Andrew Coyne takes on Brian Topp and Michael Ignatieff’s tendency to go easy on themselves after their failures in politics while missing the bigger picture of why they failed.
And the great Quebec Maple Syrup Heist is soon to be a Hollywood film, starring Jason Segal. Apparently if we don’t tell our own stories, someone else will.
Dale,
Personally, I may or may not believe that the request made my Mr. Galipeau was the best use of the PBO’s resources, but it’s just silly to say he was “abusing the mandate of the Parliamentary Budget Officer.”
In fact, the mandate of the PBO states clearly that parliamentarians can request the PBO “to estimate the financial expenditure of any proposal for matters over which Parliament has jurisdiction.” Clearly, this request fit that definition or it would not have resulted in a report.

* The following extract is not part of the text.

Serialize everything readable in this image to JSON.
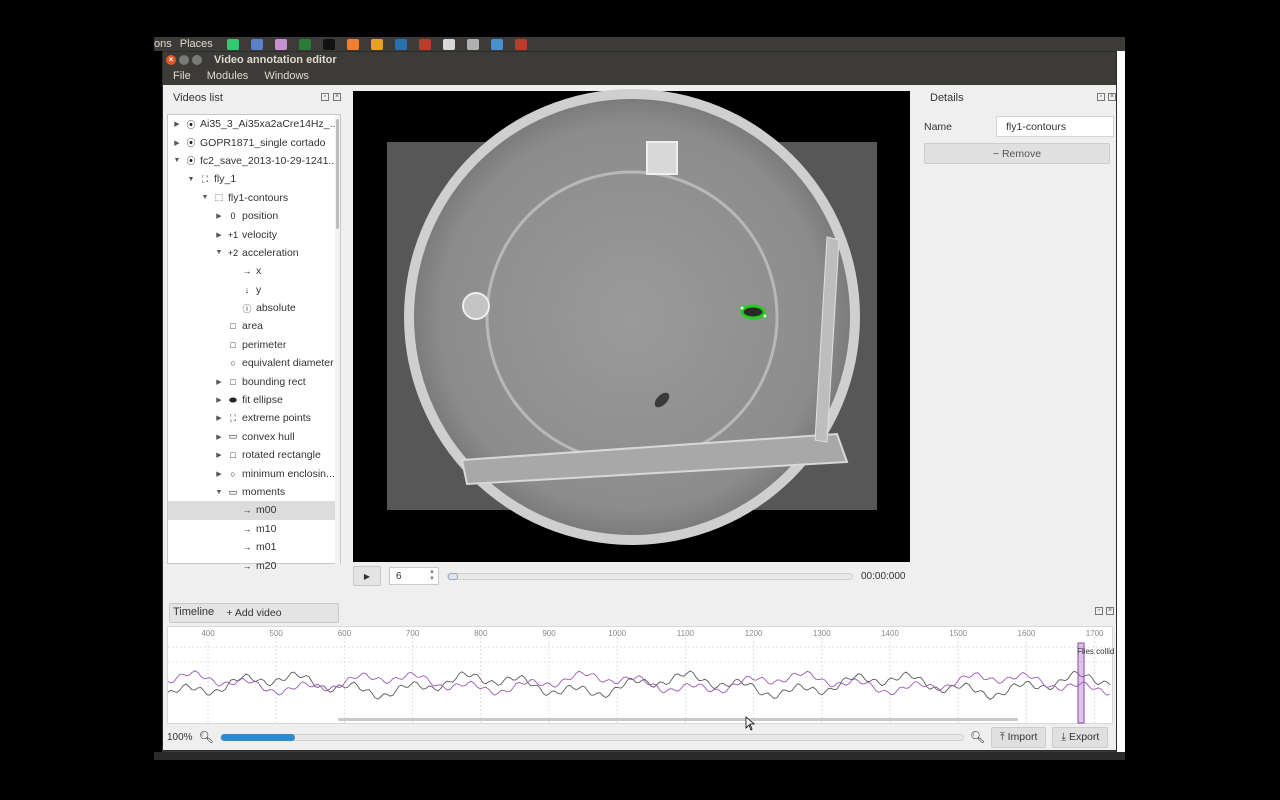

Knocking MPs for making use of the PBO has been a long-standing theme in your posts. You keep saying that MPs should do their own “home-work.”
How do you think they should go about this homework? Do you have a recommendation for increasing the resources of the caucus research bureaus for this task? Or would you prefer to see new dollars given to MPs and Senators for this purpose?
Why would it be better to provide more tax dollars for partisan output through, say, the research bureaus, than using those additional dollars to generate non-partisan analysis in the PBO?
Are there not enough self-serving, fraudulent, partisan analyses and talking points to go around now? Do we need more?
Caucus research bureaux are already quite well funded. The fact that they choose to spend that money digging up dirt on their opponents rather than hiring a couple of economists to do this kind of analysis is telling.
We also need to be cautious about the mentality that the PBO is independent and non-partisan, and is therefore a credible authority. Just because the PBO is independent, he is not infallible, as his methodology is not always one that other experts agree is a credible one (especially with Page’s report on the F-35s, and I have other non-partisan experts in the field who will tell you that his methodology was terrible). That credibility becomes inflated, especially as MPs insist on “He’s independent so he must be right” as their attack line.
And I go back to the fact that it means that MPs aren’t doing their homework. They’re supposed to be holding government to account by controlling the public purse. By fobbing that off to the PBO for the reasons above means that they are in fact abrogating their responsibilities as MPs. We shouldn’t be congratulating them for doing so.